That's an interesting point, and I've seen it come up more and more in recent years (or even months). It would be interesting to see a survey of major software technologies over time, with proprietary, commercial and open source all represented and see which ones still exist, are still usable in the current ecosystem, and support new features. e.g. operating systems, web servers, mail servers, database servers, CRM solutions, etc. I imagine if you looked at each period at five year intervals from 1993-2008, it would be very telling.



I think it's probably only true for software that primarily serves large users of OSS.

Like developer communities.

It's very much not the case with consumer software.


> I think it's probably only true for software that primarily serves large users of OSS.

I think I understand what you're trying to say, but I'm not sure that description makes any sense. Prior to the popular OSS version being created, in most cases an OSS version didn't exist so there couldn't be a large set of users of OSS.

Apache has been run on windows for decades (or very close to it) now. Same with Sendmail, and MySQL These are people that chose to run open source software on a proprietary operating system (windows 98 or windows 2000), so I'm not sure large sets of OSS users had much to do with it. I think it's more that the software was robust, it worked, and it was free.

I think what your point is getting close to though is that it's probably true for software that has a more technical audience. Setting up server software requires some technical fluency, even today (if much less than in prior decades), and those people are more likely to both have heard of competitors, to be able to assess how they might perform in comparison, and to be able to actually install and troubleshoot them given the generally more complex documentation.

What I think we've seen over the last few decades though is that those technically minded people have come to become users of OSS. That is, I think your cause and effect was backwards, as those people are now users of OSS because there's good, solid OSS software that makes sense for them to choose, and once they're using it they are OSS users.

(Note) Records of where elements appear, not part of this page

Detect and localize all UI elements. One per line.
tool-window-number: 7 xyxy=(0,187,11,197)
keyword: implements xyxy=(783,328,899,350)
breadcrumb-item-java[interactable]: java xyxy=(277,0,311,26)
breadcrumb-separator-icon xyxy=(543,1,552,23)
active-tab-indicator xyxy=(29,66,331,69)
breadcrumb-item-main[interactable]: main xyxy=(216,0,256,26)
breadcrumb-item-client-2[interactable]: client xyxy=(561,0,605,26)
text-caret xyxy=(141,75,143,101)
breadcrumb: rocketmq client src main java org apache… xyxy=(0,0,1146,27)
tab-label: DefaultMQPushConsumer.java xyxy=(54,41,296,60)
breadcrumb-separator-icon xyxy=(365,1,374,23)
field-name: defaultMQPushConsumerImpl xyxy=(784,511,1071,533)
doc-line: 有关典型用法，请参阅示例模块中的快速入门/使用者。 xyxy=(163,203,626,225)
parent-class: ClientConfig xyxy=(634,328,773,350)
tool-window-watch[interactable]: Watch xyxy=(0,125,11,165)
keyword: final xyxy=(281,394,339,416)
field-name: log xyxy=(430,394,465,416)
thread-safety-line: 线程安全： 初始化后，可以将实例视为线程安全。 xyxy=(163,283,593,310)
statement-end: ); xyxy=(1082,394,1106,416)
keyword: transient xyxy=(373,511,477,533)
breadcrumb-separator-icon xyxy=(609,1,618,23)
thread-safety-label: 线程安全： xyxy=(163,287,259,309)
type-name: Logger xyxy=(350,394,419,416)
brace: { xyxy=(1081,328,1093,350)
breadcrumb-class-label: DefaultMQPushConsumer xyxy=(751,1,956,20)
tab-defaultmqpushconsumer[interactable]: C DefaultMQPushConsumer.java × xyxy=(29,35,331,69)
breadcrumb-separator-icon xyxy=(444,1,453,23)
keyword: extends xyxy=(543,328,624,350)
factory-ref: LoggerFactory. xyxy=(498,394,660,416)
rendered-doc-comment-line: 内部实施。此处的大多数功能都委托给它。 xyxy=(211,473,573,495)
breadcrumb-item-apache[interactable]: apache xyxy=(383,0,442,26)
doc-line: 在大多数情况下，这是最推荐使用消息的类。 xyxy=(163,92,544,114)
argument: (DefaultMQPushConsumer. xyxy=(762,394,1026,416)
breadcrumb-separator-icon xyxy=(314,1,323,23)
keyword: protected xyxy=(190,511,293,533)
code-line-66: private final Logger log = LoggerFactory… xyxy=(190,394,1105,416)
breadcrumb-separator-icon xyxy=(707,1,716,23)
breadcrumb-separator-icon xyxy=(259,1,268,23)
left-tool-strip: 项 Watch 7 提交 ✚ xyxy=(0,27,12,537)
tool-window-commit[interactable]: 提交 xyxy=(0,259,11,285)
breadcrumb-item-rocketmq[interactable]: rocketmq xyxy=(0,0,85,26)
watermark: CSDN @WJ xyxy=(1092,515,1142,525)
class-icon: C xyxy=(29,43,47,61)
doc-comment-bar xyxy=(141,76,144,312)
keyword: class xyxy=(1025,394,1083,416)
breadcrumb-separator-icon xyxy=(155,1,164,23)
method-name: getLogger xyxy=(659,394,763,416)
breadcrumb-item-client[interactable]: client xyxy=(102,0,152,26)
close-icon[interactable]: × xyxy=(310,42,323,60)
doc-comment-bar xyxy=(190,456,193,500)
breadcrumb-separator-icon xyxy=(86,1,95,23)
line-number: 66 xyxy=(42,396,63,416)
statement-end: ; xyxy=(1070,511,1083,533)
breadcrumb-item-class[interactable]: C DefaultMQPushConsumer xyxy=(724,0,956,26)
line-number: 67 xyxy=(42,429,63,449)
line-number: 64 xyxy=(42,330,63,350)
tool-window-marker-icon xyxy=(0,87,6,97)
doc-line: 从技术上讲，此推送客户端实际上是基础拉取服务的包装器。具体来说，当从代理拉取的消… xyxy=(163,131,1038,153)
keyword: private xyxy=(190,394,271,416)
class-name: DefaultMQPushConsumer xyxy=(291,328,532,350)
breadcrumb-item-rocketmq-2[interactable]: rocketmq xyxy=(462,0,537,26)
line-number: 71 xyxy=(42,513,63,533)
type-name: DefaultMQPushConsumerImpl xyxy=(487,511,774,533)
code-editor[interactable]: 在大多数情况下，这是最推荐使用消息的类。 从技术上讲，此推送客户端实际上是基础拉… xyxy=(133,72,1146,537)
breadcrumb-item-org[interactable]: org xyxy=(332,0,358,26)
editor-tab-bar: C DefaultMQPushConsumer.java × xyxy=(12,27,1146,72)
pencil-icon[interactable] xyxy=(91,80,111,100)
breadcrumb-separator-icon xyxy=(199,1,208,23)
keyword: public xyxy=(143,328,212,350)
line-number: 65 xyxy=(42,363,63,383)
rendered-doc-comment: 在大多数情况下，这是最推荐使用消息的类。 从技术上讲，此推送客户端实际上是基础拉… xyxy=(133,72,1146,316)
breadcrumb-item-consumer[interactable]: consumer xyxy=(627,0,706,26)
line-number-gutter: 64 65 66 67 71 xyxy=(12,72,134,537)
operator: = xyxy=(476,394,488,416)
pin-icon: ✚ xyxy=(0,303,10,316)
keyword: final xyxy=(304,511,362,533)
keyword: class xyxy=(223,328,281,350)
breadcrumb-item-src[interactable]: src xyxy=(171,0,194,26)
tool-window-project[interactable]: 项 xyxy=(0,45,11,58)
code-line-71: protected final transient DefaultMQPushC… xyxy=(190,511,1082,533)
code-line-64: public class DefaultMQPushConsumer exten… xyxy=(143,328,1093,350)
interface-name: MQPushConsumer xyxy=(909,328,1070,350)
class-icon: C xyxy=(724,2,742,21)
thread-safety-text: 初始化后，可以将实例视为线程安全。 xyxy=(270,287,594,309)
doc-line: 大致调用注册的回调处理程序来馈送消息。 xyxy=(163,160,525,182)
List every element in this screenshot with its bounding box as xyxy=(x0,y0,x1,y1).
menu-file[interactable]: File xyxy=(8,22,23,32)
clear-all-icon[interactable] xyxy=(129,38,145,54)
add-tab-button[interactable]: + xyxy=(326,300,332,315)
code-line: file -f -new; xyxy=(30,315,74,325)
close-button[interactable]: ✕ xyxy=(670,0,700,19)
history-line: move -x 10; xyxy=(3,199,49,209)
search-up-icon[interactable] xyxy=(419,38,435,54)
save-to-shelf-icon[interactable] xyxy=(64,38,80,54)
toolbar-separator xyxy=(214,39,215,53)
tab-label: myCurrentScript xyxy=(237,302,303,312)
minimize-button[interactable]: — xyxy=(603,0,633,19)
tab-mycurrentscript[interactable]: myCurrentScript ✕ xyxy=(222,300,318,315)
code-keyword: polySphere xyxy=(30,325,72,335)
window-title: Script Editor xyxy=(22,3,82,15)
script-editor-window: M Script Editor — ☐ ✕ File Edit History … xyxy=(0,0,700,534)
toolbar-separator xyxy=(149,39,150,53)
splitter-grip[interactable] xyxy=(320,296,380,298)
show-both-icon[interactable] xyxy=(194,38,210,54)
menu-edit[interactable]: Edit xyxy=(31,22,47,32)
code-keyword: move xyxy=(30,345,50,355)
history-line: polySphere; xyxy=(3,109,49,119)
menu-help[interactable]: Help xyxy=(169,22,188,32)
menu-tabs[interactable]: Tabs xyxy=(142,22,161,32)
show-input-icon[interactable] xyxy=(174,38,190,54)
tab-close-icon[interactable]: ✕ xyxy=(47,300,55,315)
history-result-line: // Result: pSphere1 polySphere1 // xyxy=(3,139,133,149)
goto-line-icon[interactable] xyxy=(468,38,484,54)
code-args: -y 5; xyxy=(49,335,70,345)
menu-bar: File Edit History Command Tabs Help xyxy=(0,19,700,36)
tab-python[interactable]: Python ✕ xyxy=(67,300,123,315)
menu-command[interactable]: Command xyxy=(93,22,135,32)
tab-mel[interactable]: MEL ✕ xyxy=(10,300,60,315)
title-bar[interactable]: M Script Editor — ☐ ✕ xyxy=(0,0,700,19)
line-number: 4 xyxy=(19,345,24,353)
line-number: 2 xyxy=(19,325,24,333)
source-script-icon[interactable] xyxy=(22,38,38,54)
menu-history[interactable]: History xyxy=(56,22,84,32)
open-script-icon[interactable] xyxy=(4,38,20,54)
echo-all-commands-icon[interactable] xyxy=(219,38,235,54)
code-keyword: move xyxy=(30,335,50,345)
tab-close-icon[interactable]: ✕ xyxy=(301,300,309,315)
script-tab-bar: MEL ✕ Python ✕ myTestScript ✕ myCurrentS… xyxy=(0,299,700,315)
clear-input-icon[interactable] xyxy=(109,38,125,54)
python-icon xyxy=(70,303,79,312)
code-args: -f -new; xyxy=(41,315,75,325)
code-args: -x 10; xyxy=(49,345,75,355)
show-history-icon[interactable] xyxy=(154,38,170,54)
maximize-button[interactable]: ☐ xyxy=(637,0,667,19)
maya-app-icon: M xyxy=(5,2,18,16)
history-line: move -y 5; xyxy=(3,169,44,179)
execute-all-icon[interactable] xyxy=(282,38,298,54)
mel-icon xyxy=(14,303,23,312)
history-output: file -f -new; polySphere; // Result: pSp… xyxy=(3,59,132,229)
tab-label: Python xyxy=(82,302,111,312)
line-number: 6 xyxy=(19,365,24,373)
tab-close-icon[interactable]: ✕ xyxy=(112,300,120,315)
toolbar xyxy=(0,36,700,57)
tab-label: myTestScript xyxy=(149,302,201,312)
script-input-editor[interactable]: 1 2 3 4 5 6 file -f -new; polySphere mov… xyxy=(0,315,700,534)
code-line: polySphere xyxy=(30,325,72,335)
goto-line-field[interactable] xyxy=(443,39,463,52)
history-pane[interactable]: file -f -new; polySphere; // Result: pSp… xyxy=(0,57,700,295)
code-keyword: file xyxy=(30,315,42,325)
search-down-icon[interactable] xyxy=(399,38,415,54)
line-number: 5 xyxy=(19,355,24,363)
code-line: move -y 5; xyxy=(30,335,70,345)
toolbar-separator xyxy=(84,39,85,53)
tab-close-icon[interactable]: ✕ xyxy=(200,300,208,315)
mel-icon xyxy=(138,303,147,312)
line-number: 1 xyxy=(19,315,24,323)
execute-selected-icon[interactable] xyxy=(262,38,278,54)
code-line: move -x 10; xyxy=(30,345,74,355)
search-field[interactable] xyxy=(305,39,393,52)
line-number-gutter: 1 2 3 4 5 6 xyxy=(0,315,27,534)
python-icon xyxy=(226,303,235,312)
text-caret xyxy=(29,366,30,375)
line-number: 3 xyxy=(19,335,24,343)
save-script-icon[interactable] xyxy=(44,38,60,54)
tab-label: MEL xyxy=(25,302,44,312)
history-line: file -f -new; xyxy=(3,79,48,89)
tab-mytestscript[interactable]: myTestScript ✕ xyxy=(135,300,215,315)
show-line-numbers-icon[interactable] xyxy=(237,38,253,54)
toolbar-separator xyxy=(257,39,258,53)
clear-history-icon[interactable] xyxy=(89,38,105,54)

> it's probably true for software that has a more technical audience

Not just technical - technical and already use OSS. But yes, this is broadly my point. However...

> That is, I think your cause and effect was backwards, as those people are now users of OSS because there's good, solid OSS software that makes sense for them to choose

While this is partially true (obviously it has to exist to be used), I'm talking about the original proposition: that OSS always wins.

That's plainly not true when you're dealing with users who don't generally have exposure to OSS. Even polished OSS that serves these audiences (LibreOffice, etc) perform extremely poorly.

I think you get my point in the first part but you're narrowing your focus to why it works on that audience - when my point is that that technical audience isn't the general audience.